Whatever source you chose to use when publishing to Postach.io, it’s important to understand the value of tags and how they influence the way content is displayed on your site.

“Published" tag

In Evernote, the “published" tag simply tells Evernote to post content to Postach.io.

“Page" tag

In Evernote, to create a static page, tag it “page".

When you tag a post with ‘page’, you are creating a new static page - this is not a new stream of content, but rather a single post accessible from the main page. This is useful if you want to create an “About Me" or “Contact" page for your site. You may also want to feature your best work within individual static pages to make them easy to find.

The title of a post tagged with ‘page' will appear on your site's navigation bar along with ‘blog’, which acts as the default title for your site's home page (this can be changed to another name from within your site’s source code).

Using Tags As Categories

To create a list of posts by category in your site, simply tag a number of posts with the same tag. You’ll be able to see the list of posts at - your site.com/tag/tag-name - for more information about integrating this with your site navigation, follow these steps.
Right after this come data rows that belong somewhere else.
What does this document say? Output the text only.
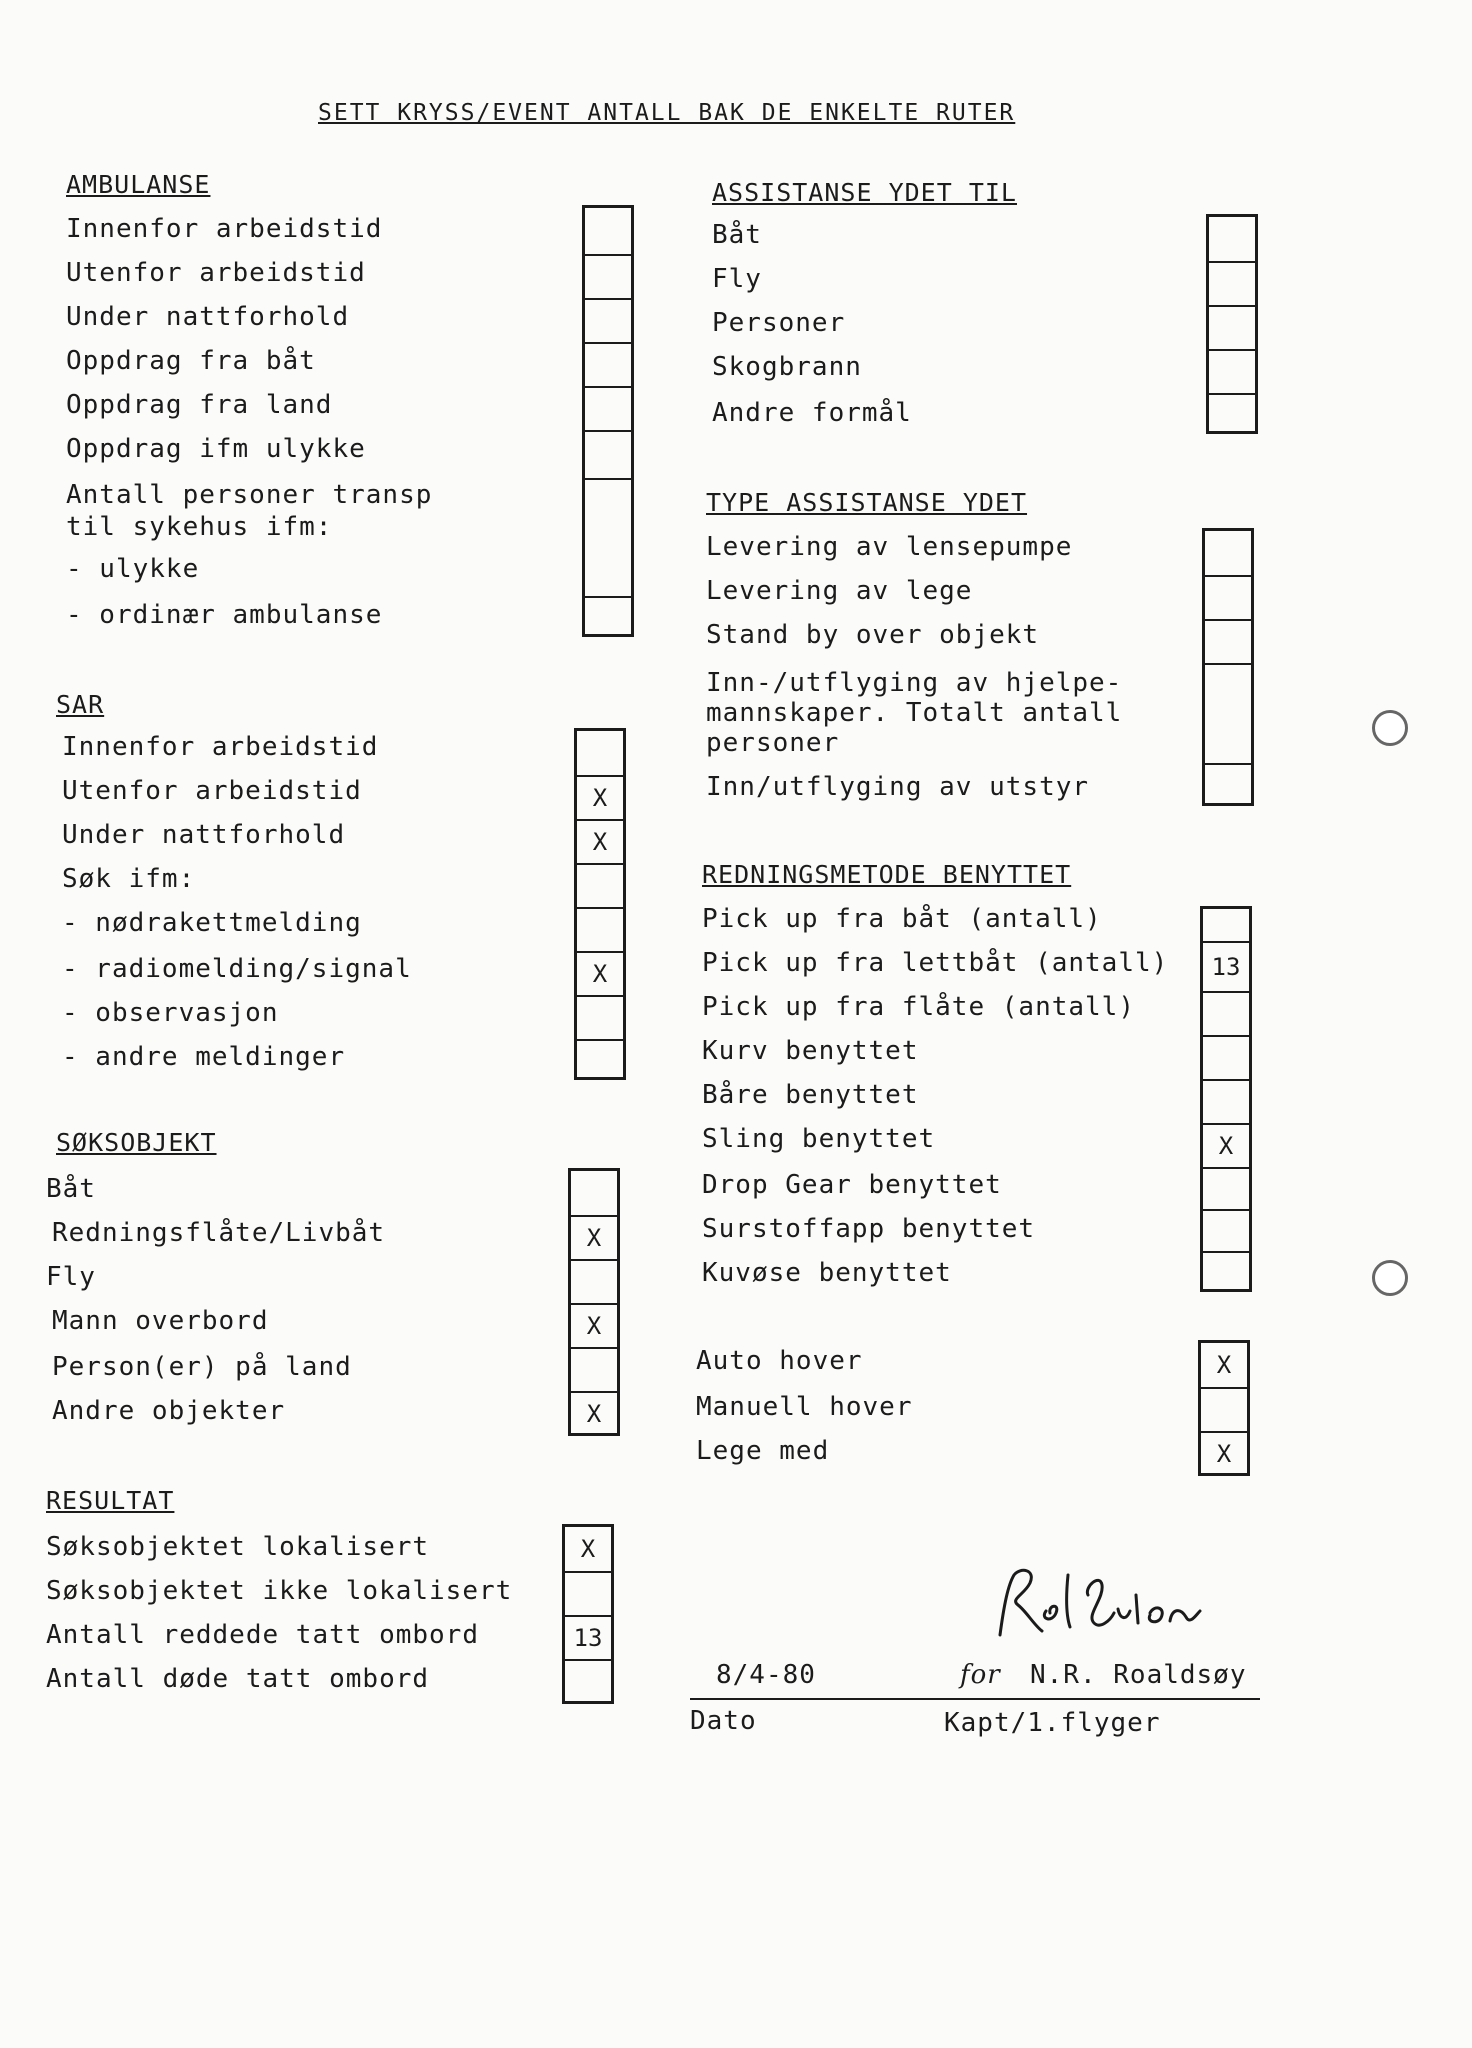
SETT KRYSS/EVENT ANTALL BAK DE ENKELTE RUTER
AMBULANSE
Innenfor arbeidstid
Utenfor arbeidstid
Under nattforhold
Oppdrag fra båt
Oppdrag fra land
Oppdrag ifm ulykke
Antall personer transp
til sykehus ifm:
- ulykke
- ordinær ambulanse
SAR
Innenfor arbeidstid
Utenfor arbeidstid
Under nattforhold
Søk ifm:
- nødrakettmelding
- radiomelding/signal
- observasjon
- andre meldinger
X
X
X
SØKSOBJEKT
Båt
Redningsflåte/Livbåt
Fly
Mann overbord
Person(er) på land
Andre objekter
X
X
X
RESULTAT
Søksobjektet lokalisert
Søksobjektet ikke lokalisert
Antall reddede tatt ombord
Antall døde tatt ombord
X
13
ASSISTANSE YDET TIL
Båt
Fly
Personer
Skogbrann
Andre formål
TYPE ASSISTANSE YDET
Levering av lensepumpe
Levering av lege
Stand by over objekt
Inn-/utflyging av hjelpe-
mannskaper. Totalt antall
personer
Inn/utflyging av utstyr
REDNINGSMETODE BENYTTET
Pick up fra båt (antall)
Pick up fra lettbåt (antall)
Pick up fra flåte (antall)
Kurv benyttet
Båre benyttet
Sling benyttet
Drop Gear benyttet
Surstoffapp benyttet
Kuvøse benyttet
13
X
Auto hover
Manuell hover
Lege med
X
X
8/4-80
Dato
for N.R. Roaldsøy
Kapt/1.flyger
Search Engine Optimization

As a part a post’s metadata, tags do have a legitimate influence on SEO. With that being said, it’s important that you use tags that actually match the keywords used in your posts. If they are not relevant to the content within the post, these tags could actually have a negative effect on your SEO.


In order to make it easy to find new content, Discover acts as a real time feed to showcase posts created by other Postach.io users. The sub categories of Discover currently include #food, #travel, #education, #design #technology. If your post contains any one of these tags, it will show up within the correlating section. This will help other users find content relevant to their interests.

Remember: don’t use tags that don’t relate to your content.